In the figure below, the switches ${{S}_{1}}$ and ${{S}_{2}}$ are closed simultaneously at t=0 and a current starts to flow in the circuit. Both the batteries have the same magnitude of the electromotive force (emf) and the polarities are as indicated in the figure. Ignore mutual inductance between the inductors. The current I in the middle wire reaches its maximum magnitude ${{I}_{\max }}$ at time $t=\tau $. Which of the following statements is/are true?

A. ${{I}_{\max }}=\dfrac{V}{2R}$
B. ${{I}_{\max }}=\dfrac{V}{4R}$
C. $\tau =\dfrac{L}{R}\ln 2$
D. $\tau =\dfrac{2L}{R}\ln 2$

Answer 1

Hint: As a very first step, one could mark the directions of current in the two loops of the circuit. Then you could find the expression for maximum current accordingly. We could say that for its maximum value, its time derivative is zero. Hence get the required quantities accordingly.

Complete answer:
As a first step, one could mark the direction of the current flow in both the loops of the given circuit. We are already given that the middle wire reaches a certain maximum current ${{i}_{\max }}$ at a certain time $\tau $.

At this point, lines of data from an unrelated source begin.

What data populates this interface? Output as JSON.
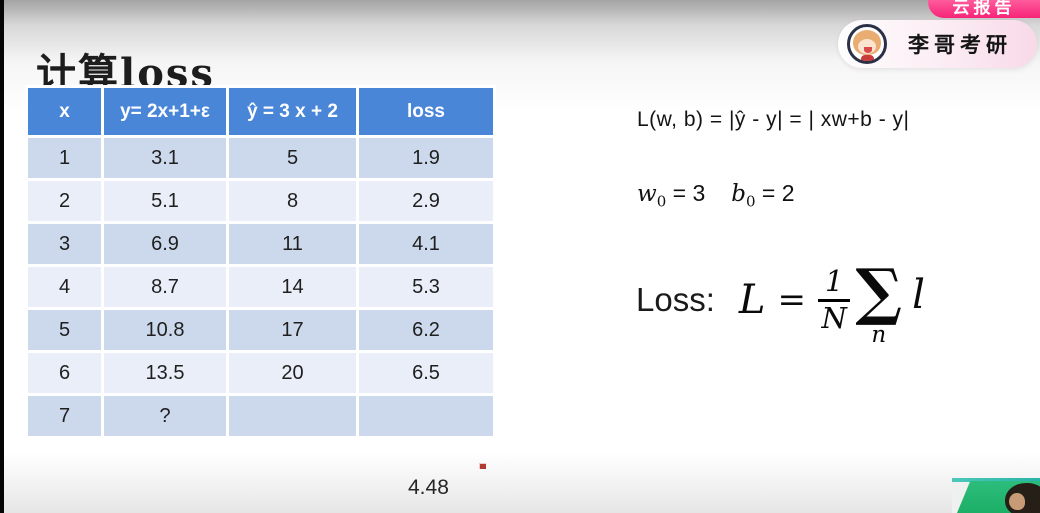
{
  "slide": {
    "title": "计算loss",
    "table": {
      "headers": [
        "x",
        "y= 2x+1+ε",
        "ŷ  = 3 x + 2",
        "loss"
      ],
      "rows": [
        [
          "1",
          "3.1",
          "5",
          "1.9"
        ],
        [
          "2",
          "5.1",
          "8",
          "2.9"
        ],
        [
          "3",
          "6.9",
          "11",
          "4.1"
        ],
        [
          "4",
          "8.7",
          "14",
          "5.3"
        ],
        [
          "5",
          "10.8",
          "17",
          "6.2"
        ],
        [
          "6",
          "13.5",
          "20",
          "6.5"
        ],
        [
          "7",
          "?",
          "",
          ""
        ]
      ],
      "colors": {
        "header_bg": "#4a86d8",
        "header_text": "#ffffff",
        "row_dark": "#ccd9ec",
        "row_light": "#e9eef8"
      }
    },
    "mean_loss_value": "4.48",
    "loss_definition": "L(w,  b) = |ŷ - y| = | xw+b - y|",
    "initial_params": {
      "w_name": "w",
      "w_sub": "0",
      "w_rel": "=",
      "w_value": "3",
      "b_name": "b",
      "b_sub": "0",
      "b_rel": "=",
      "b_value": "2"
    },
    "loss_formula": {
      "label": "Loss:",
      "lhs": "L",
      "relation": "=",
      "numerator": "1",
      "denominator": "N",
      "sigma": "∑",
      "sigma_subscript": "n",
      "term": "l"
    }
  },
  "overlay": {
    "channel_badge": {
      "name": "李哥考研"
    },
    "corner_button_label": "云报告",
    "accent_pink": "#f72377",
    "greenscreen_color": "#1daf66"
  }
}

This maximum current would be,
${{i}_{\max }}={{i}_{1}}-{{i}_{2}}$
Also,
$\Delta i={{i}_{2}}-{{i}_{1}}=\dfrac{V}{R}\left( 1-{{e}^{-\left( \dfrac{R}{2L} \right)t}} \right)-\dfrac{V}{R}\left( 1-{{e}^{\left( \dfrac{R}{2L} \right)t}} \right)$
For the maximum current we have, $\dfrac{di}{dt}=0$
$\Rightarrow \dfrac{V}{R}\left( -\dfrac{R}{L}{{e}^{-\dfrac{R}{L}t}}-\left( -\dfrac{R}{2L} \right){{e}^{-\dfrac{R}{2L}t}} \right)=0$
$\Rightarrow {{e}^{-\left( \dfrac{Rt}{L} \right)}}=\dfrac{1}{2}{{e}^{-\left( \dfrac{Rt}{2L} \right)}}$
$\Rightarrow \dfrac{R}{2L}t=\ln 2$
So, for maximum current we have the time as,
$t=\dfrac{2L}{R}\ln 2$
Substituting this t in expression for maximum current we get,
${{i}_{\max }}=\dfrac{V}{R}\left( {{e}^{\dfrac{R}{L}\left( \dfrac{2L}{R}\ln 2 \right)}}-{{e}^{-\dfrac{R}{2L}\left( \dfrac{2L}{R}\ln 2 \right)}} \right)$
$\therefore \left| {{I}_{\max }} \right|=\dfrac{V}{R}\left( \dfrac{1}{4}-\dfrac{1}{2} \right)=\dfrac{V}{4R}$
Therefore, we found the time at which the current becomes maximum to be, $t=\dfrac{2L}{R}\ln 2$and the maximum current to be ${{I}_{\max }}=\dfrac{V}{4R}$.

Hence, options B and D are true.

Note:
Since we have an inductor and resistor connected in series in the given circuit, we have found the current accordingly in two loops present in the given circuit. You may be worried about the mutual inductance present due to the two inductors but we are clearly asked to ignore the same.